Pre-harvest: Before the fruit is ready to be picked, a pesticide is typically applied to control pests such as tarnished plant bugs and plum curculio, and to protect the fruit from diseases.
It's important to note that these are general guidelines and that farmers should consult with a professional agronomist or entomologist for specific recommendations and a detailed schedule for chemical application, as the need for application may vary depending on the weather and the orchard conditions.
There are several organic options for controlling pests in peach orchards. These include:
Biological control: This method involves using natural predators or parasites to control pests. For example, ladybugs and lacewings can be used to control aphids, and parasitic wasps can be used to control pests such as peach tree borers and plum curculio.
Cultural control: This method involves using cultural practices to reduce pest populations. For example, proper sanitation, crop rotation, and pruning can help to reduce pest populations and make the orchard less attractive to pests.
Neem oil: This oil, derived from the neem tree, can be used as a pesticide to control a wide range of pests, including aphids, mites, and whiteflies.
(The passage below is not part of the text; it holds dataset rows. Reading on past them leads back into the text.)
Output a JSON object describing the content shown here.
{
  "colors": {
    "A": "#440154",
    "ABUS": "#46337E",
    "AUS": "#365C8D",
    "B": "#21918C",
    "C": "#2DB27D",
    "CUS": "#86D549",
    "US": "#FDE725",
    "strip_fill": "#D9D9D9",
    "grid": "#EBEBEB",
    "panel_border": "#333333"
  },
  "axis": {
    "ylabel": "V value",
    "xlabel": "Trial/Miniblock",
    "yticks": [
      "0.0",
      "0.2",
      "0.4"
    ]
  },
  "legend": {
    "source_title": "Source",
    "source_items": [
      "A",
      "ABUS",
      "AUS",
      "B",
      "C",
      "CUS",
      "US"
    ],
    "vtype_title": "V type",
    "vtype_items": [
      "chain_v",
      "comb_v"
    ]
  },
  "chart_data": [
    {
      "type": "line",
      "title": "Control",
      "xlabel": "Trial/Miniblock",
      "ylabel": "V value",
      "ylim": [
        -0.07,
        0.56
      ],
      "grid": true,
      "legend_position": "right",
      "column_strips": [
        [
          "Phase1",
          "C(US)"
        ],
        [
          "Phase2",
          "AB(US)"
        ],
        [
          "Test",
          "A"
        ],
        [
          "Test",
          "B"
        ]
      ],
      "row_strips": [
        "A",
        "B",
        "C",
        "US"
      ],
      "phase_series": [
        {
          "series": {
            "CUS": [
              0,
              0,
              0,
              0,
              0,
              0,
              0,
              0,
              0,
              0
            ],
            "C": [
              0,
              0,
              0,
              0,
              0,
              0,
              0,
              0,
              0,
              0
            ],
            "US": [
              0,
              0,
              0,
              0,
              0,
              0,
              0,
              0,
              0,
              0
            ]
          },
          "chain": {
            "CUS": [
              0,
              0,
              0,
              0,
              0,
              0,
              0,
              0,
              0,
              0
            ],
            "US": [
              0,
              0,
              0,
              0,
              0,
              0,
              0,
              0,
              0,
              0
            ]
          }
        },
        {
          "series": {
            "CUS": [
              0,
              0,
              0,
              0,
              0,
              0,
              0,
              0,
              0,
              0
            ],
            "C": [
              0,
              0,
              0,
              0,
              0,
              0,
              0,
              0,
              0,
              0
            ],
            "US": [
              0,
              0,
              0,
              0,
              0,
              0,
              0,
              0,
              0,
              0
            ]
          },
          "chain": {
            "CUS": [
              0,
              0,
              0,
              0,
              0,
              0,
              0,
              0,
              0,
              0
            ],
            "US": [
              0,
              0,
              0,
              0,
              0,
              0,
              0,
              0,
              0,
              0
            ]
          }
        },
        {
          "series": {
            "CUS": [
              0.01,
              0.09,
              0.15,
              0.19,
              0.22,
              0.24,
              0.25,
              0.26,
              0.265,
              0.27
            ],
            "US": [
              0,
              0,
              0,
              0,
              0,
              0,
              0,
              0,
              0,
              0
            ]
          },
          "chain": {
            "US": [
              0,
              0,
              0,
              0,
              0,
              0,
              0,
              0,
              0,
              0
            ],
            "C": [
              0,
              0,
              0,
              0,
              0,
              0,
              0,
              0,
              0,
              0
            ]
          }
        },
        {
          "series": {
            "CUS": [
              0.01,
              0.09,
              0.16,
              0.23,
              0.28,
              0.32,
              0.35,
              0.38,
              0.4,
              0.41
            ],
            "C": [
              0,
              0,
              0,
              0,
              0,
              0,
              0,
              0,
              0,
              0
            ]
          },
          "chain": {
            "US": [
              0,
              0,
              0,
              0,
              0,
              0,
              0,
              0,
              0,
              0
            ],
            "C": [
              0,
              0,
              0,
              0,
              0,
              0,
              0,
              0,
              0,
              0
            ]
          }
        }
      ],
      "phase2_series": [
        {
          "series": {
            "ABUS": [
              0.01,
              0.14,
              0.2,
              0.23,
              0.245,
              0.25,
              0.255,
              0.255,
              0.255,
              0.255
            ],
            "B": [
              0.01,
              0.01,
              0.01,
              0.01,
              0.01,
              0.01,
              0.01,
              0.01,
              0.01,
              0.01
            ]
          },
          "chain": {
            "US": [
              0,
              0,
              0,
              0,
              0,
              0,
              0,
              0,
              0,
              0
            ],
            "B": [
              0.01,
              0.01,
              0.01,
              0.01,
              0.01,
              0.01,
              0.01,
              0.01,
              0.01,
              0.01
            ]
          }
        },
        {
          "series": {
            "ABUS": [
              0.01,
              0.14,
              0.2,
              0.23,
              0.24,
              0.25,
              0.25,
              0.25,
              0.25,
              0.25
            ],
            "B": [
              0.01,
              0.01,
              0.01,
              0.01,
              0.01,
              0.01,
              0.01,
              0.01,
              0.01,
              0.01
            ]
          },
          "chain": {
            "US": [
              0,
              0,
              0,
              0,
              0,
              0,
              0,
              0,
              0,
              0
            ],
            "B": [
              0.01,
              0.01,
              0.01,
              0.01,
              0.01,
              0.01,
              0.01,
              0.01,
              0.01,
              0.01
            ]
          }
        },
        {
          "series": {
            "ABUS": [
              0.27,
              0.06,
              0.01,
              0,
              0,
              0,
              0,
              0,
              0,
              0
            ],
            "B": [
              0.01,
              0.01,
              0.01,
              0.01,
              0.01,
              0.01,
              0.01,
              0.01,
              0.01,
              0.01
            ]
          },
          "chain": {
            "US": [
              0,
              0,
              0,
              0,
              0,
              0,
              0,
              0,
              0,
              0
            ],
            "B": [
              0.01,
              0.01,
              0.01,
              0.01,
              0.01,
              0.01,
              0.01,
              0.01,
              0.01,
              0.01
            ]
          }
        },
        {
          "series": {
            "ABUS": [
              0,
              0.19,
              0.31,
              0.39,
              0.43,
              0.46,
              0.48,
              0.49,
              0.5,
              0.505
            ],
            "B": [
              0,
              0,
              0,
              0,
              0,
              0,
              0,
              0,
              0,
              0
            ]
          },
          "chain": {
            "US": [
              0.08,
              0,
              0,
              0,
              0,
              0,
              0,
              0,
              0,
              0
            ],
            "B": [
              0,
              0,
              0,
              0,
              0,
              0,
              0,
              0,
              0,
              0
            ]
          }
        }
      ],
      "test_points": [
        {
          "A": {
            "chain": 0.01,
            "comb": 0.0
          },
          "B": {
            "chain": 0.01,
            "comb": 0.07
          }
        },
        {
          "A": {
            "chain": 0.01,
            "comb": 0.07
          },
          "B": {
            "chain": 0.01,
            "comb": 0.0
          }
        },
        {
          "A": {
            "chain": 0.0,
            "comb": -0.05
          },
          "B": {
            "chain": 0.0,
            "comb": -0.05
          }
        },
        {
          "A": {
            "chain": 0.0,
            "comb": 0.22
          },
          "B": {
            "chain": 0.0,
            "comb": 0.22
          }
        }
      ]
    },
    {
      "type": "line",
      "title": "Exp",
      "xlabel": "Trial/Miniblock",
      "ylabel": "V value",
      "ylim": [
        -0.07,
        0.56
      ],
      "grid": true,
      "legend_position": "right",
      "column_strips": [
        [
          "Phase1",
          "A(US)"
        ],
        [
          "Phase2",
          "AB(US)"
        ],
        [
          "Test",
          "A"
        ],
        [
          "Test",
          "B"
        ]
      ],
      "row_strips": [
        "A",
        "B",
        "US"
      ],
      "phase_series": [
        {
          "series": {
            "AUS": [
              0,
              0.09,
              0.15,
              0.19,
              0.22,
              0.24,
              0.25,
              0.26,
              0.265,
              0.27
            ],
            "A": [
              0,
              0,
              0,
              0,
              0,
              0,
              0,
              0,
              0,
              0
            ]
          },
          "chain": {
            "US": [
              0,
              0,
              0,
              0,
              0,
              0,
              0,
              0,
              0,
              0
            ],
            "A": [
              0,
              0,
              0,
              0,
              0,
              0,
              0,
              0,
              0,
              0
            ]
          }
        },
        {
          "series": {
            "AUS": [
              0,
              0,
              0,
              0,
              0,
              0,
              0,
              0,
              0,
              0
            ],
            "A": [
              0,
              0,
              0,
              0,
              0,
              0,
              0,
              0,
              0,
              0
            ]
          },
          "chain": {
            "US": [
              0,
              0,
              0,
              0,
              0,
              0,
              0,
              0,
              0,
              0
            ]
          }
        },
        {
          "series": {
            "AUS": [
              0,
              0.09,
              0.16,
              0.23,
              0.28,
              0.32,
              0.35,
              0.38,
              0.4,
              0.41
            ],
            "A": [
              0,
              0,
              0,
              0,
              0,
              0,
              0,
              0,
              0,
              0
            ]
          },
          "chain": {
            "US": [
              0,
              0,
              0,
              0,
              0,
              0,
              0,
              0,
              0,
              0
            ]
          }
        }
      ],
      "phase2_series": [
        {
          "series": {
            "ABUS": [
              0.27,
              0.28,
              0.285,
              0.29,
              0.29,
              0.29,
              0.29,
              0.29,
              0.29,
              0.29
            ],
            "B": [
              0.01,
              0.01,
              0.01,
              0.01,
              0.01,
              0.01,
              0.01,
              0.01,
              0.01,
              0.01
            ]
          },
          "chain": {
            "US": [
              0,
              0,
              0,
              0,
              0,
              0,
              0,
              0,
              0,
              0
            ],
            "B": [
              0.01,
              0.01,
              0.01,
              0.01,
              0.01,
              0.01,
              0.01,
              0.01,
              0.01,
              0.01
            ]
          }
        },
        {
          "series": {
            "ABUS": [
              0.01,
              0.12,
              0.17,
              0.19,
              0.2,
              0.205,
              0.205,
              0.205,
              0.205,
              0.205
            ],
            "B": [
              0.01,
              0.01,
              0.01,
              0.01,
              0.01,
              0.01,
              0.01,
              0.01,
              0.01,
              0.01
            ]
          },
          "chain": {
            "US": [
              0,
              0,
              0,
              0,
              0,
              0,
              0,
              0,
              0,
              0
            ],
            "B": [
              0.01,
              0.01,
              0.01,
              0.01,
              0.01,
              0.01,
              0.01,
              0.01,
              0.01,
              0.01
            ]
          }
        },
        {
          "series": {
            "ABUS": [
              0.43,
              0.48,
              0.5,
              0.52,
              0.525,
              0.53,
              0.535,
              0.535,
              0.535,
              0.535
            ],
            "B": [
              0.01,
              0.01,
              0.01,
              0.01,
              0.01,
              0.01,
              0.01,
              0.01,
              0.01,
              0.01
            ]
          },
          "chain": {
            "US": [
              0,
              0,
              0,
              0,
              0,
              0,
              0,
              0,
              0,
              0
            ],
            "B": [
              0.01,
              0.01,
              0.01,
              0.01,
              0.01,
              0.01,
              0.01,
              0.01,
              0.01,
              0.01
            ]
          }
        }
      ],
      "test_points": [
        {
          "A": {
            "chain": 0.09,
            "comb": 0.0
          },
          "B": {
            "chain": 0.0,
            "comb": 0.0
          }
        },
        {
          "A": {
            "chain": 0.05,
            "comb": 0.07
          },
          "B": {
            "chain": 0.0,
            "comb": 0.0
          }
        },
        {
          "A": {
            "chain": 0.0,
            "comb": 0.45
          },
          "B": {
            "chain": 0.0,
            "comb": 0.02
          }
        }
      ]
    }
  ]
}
It works by disrupting the pest's growth and reproduction.
Horticultural oil: This oil can be used to control pests and diseases on fruit trees, by smothering the pests and suffocating them.
Bt (Bacillus thuringiensis): This is a natural bacteria that can be used as a pesticide to control caterpillars and other pests.
Diatomaceous earth: This natural powder is made of fossilized algae and can be used as an insecticide to control pests such as aphids, mites, and whiteflies.
Companion planting: This method involves planting certain plants alongside peaches that deter pests. For example, planting marigolds around the orchard can help to repel nematodes and Mexican bean beetles.
Copper fungicide: Copper fungicide is a natural fungicide that can be used to control fungal diseases in peach orchards.
It's important to note that organic pest control methods may not be as effective as synthetic chemical pesticides, and that farmers should use a combination of methods for best results. Also, it's recommended to consult with a professional agronomist or entomologist for specific recommendations, as the need for treatment may vary depending on the orchard conditions and the pests present.